One notable thing about xarray is you can have a xa_for_each() iterate
over nothing and also have xa_empty() be false. Maybe that is
happening here, but I could not find any way that should happen.

I guess just keep watching this and see if it happens ever again. Add
some debugging to print out the xarray. Maybe the way we are using
xarray is unexpectedly triggering a stray 0 entry?

Jason

diff --git a/drivers/infiniband/core/device.c b/drivers/infiniband/core/device.c
index 4c174f7f1070cb..592e29b0cccf39 100644
--- a/drivers/infiniband/core/device.c
+++ b/drivers/infiniband/core/device.c
@@ -1020,6 +1020,71 @@ static void remove_compat_devs(struct ib_device *device)
 
 	xa_for_each (&device->compat_devs, index, cdev)
 		remove_one_compat_dev(device, index);
+
+	if (!xa_empty(&device->compat_devs)) {
+		struct xa_node *node;
+		void *head;
+		unsigned int i;
+
+		dev_warn(&device->dev,
+			 "compat_devs xarray not empty after removal!\n");
+
+		xa_lock(&device->compat_devs);
+		head = xa_head_locked(&device->compat_devs);
+		dev_warn(&device->dev, "  xa_head=%px xa_flags=%x\n",
+			 head, device->compat_devs.xa_flags);
+
+		if (!xa_is_node(head)) {
+			/* Single entry at index 0 stored directly in head */
+			if (xa_is_zero(head))
+				dev_warn(&device->dev,
+					 "  head[0]: zero entry (leaked xa_reserve)\n");
+			else if (!xa_is_internal(head))
+				dev_warn(&device->dev,
+					 "  head[0]: pointer %px\n", head);
+			else
+				dev_warn(&device->dev,
+					 "  head[0]: internal %px (%lu)\n",
+					 head, xa_to_internal(head));
+		} else {
+			node = xa_to_node(head);
+			dev_warn(&device->dev,
+				 "  node %px shift %d count %d nr_values %d\n",
+				 node, node->shift, node->count,
+				 node->nr_values);
+			for (i = 0; i < XA_CHUNK_SIZE; i++) {
+				void *entry = xa_entry_locked(
+					&device->compat_devs, node, i);
+
+				if (!entry)
+					continue;
+				if (xa_is_zero(entry))
+					dev_warn(&device->dev,
+						 "  slot[%u]: zero entry (leaked xa_reserve)\n",
+						 i);
+				else if (xa_is_sibling(entry))
+					dev_warn(&device->dev,
+						 "  slot[%u]: sibling -> slot %lu\n",
+						 i, xa_to_sibling(entry));
+				else if (xa_is_retry(entry))
+					dev_warn(&device->dev,
+						 "  slot[%u]: retry\n", i);
+				else if (xa_is_node(entry))
+					dev_warn(&device->dev,
+						 "  slot[%u]: node %px (deeper tree)\n",
+						 i, xa_to_node(entry));
+				else if (!xa_is_internal(entry))
+					dev_warn(&device->dev,
+						 "  slot[%u]: pointer %px\n",
+						 i, entry);
+				else
+					dev_warn(&device->dev,
+						 "  slot[%u]: unknown internal %px\n",
+						 i, entry);
+			}
+		}
+		xa_unlock(&device->compat_devs);
+	}
 }
 
 static int add_compat_devs(struct ib_device *device)

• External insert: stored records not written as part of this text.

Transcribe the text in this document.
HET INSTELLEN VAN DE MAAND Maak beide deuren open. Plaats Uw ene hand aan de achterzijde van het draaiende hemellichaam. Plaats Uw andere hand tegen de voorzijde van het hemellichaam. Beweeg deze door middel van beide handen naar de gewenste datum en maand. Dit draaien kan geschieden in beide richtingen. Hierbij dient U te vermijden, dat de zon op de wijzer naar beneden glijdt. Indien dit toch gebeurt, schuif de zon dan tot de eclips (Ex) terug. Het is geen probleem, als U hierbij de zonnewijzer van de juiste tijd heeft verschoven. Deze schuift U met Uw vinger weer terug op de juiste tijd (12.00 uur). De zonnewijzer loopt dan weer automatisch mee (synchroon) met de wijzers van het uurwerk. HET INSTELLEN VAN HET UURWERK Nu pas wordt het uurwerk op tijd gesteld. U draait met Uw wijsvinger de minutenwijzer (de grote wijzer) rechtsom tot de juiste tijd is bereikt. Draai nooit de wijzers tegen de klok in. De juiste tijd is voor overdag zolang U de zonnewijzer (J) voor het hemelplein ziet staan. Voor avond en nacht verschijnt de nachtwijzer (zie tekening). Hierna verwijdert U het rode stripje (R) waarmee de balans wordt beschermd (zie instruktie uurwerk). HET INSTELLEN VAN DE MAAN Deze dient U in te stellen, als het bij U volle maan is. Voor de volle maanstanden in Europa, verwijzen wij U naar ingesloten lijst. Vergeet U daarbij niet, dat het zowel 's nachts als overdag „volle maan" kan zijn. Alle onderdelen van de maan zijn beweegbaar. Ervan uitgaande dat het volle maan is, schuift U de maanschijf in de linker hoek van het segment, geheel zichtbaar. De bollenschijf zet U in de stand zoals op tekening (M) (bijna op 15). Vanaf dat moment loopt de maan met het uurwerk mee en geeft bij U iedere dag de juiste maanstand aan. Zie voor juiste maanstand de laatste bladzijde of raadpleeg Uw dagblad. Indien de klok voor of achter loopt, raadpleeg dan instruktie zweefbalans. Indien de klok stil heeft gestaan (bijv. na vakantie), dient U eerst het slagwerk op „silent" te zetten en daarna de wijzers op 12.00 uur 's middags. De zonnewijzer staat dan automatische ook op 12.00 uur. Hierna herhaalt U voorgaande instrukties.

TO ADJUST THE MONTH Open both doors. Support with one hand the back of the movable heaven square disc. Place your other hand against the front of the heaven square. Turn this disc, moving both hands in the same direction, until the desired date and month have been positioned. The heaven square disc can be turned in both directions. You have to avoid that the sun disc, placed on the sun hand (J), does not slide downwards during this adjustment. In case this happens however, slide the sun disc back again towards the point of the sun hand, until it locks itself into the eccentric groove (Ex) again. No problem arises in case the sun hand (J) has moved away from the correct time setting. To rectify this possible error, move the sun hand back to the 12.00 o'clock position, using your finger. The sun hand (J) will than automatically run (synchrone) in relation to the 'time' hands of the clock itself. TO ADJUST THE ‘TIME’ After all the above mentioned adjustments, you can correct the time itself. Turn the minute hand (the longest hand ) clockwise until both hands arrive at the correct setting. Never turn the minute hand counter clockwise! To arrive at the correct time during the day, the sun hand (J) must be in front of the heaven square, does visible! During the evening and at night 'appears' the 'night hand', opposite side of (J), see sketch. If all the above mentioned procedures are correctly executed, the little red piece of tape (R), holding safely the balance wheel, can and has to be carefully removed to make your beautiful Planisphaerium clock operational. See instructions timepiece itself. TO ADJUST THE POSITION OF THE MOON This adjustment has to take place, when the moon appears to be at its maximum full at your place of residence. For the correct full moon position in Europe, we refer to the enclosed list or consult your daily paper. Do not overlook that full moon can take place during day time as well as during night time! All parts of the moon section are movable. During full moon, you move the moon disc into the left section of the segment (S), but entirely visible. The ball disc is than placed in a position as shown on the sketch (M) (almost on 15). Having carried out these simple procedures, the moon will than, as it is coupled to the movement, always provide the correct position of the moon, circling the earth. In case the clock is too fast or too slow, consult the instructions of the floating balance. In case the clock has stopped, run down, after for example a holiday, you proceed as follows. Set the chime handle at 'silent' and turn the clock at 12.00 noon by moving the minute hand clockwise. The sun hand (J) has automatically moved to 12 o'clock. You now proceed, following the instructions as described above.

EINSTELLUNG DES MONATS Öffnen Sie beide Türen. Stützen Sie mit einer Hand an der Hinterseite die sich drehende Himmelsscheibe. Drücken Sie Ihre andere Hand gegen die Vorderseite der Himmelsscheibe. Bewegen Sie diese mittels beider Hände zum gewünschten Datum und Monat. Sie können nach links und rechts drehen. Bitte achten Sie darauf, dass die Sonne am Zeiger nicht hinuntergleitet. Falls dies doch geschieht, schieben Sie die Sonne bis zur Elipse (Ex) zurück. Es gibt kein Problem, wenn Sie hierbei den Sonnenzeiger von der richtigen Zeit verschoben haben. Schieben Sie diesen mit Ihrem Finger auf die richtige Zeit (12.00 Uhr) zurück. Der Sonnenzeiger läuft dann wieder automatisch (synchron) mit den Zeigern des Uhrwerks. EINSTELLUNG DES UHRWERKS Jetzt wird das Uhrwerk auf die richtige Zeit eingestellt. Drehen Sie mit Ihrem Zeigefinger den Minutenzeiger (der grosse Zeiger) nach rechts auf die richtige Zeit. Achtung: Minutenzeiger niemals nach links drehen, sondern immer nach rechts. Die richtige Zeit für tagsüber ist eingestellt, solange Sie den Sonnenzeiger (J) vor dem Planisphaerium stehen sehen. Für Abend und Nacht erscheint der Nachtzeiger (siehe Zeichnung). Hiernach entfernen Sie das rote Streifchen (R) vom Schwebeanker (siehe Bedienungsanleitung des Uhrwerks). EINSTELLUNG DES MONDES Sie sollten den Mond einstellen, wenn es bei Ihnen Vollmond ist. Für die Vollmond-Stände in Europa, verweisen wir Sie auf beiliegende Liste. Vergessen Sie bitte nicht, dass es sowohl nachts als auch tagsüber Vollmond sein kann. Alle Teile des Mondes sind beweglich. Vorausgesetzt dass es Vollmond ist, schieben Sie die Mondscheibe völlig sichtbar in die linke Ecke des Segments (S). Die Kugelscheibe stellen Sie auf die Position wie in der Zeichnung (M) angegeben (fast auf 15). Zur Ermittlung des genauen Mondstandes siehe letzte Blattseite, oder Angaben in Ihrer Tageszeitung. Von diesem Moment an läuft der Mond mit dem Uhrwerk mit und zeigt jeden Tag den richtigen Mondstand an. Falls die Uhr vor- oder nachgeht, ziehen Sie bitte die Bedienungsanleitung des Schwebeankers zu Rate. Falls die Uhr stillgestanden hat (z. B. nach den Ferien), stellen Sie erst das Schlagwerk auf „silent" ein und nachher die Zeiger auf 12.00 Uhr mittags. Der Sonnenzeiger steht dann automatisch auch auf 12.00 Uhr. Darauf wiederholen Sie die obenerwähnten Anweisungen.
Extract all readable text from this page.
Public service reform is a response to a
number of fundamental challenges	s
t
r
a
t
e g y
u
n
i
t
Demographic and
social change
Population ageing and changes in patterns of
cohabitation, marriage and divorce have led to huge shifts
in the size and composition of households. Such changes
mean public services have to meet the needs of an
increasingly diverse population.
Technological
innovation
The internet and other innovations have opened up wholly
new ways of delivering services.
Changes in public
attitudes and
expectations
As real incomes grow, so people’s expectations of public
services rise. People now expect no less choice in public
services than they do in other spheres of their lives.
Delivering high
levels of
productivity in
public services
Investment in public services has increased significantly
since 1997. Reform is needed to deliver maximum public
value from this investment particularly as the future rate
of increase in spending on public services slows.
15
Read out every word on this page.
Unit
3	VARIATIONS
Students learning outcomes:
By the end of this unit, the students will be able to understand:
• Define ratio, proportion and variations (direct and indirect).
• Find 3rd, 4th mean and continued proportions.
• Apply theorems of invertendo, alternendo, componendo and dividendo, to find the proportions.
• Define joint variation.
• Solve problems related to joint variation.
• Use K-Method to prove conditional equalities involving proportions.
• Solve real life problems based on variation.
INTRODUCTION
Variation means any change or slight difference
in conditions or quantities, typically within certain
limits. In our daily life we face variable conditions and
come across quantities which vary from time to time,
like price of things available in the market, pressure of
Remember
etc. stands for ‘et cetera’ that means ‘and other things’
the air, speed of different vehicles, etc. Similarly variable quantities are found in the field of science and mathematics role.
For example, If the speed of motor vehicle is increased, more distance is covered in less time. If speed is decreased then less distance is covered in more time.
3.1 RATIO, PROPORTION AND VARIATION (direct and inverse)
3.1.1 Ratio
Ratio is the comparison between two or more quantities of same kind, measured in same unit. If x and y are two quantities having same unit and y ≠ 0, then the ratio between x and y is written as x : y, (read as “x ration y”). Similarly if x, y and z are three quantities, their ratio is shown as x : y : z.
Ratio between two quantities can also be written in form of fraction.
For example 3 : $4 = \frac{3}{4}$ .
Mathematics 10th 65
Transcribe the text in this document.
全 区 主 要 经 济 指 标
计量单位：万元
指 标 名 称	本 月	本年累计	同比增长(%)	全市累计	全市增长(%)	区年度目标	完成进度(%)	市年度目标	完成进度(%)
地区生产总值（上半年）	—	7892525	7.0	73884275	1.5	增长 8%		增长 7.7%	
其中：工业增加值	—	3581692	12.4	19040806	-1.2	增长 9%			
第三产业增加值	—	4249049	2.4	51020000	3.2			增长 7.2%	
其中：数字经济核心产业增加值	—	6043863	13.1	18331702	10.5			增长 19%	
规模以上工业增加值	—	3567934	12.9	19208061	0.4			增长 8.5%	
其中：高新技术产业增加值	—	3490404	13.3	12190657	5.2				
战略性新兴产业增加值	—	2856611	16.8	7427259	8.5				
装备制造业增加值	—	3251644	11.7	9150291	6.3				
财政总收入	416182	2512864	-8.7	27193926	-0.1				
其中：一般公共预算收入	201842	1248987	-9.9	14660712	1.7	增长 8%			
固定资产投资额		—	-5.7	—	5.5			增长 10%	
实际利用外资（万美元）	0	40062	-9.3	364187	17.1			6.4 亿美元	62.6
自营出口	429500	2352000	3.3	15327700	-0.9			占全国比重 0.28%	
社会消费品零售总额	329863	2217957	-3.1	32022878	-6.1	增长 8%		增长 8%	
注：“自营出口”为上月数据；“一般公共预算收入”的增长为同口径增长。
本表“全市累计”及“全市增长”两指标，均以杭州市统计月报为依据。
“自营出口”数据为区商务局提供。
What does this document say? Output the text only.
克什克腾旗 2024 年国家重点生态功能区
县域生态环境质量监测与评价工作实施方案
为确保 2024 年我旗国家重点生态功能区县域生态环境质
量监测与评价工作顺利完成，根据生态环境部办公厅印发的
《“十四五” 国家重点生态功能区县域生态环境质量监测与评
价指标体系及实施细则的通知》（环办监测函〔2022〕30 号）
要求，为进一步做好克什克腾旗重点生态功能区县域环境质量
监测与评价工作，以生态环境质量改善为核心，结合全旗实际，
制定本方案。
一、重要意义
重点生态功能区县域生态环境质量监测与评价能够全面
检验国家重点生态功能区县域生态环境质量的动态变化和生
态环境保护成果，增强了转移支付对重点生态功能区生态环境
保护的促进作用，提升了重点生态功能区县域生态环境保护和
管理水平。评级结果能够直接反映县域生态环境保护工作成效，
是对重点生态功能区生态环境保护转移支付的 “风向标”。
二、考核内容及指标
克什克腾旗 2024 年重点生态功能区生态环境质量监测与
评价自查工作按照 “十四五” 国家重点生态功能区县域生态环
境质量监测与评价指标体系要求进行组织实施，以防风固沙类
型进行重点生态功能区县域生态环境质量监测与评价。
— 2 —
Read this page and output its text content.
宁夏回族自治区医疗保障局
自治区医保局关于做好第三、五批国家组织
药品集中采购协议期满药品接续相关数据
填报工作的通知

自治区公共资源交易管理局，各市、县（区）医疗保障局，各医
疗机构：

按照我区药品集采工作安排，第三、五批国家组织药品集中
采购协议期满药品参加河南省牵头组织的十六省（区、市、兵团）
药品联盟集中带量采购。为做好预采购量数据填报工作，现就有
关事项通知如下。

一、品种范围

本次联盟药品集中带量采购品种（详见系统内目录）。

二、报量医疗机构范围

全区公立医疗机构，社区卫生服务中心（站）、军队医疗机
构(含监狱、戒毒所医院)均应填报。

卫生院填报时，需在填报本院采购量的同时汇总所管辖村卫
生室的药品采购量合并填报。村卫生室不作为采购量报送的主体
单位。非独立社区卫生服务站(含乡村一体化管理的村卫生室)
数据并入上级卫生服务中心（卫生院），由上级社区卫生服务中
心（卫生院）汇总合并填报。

^ permalink raw reply related	[flat|nested] 7+ messages in thread

* Re: [syzbot] [rdma?] WARNING in ib_dealloc_device
  2026-04-13 17:42     ` Jason Gunthorpe
@ 2026-04-14 10:47       ` Leon Romanovsky
  2026-04-14 12:18         ` Jason Gunthorpe
  0 siblings, 1 reply; 7+ messages in thread
From: Leon Romanovsky @ 2026-04-14 10:47 UTC (permalink / raw)
  To: Jason Gunthorpe
  Cc: Jiri Pirko, syzbot, linux-kernel@vger.kernel.org,
	linux-rdma@vger.kernel.org, syzkaller-bugs@googlegroups.com

On Mon, Apr 13, 2026 at 02:42:28PM -0300, Jason Gunthorpe wrote:
> On Mon, Apr 13, 2026 at 04:12:09PM +0000, Jiri Pirko wrote:
> >    Will check it tmrw
> 
> I fed it to Claude and after 40 mins it is stumped too.. It should not
> be possible for this to happen.

Interesting, I used Chris's prompts for this debug and got the following
suggestions (CONFIG_PREEMPT_RT=y in this .config):

------------------------------------------------------------------------
REMAINING HYPOTHESES
------------------------------------------------------------------------

1. PREEMPT_RT rwsem behavior (most likely for syzkaller SOFTLOCKUP trigger):
   Under PREEMPT_RT, down_write/down_read use rt_mutex internally. Priority
   inheritance and preemption semantics differ from non-RT. There may be a
   window in the rwsem downgrade path inside enable_device_and_get (which
   downgrades from WRITE to READ after setting DEVICE_REGISTERED) that allows
   a concurrent disable_device to observe an inconsistent state.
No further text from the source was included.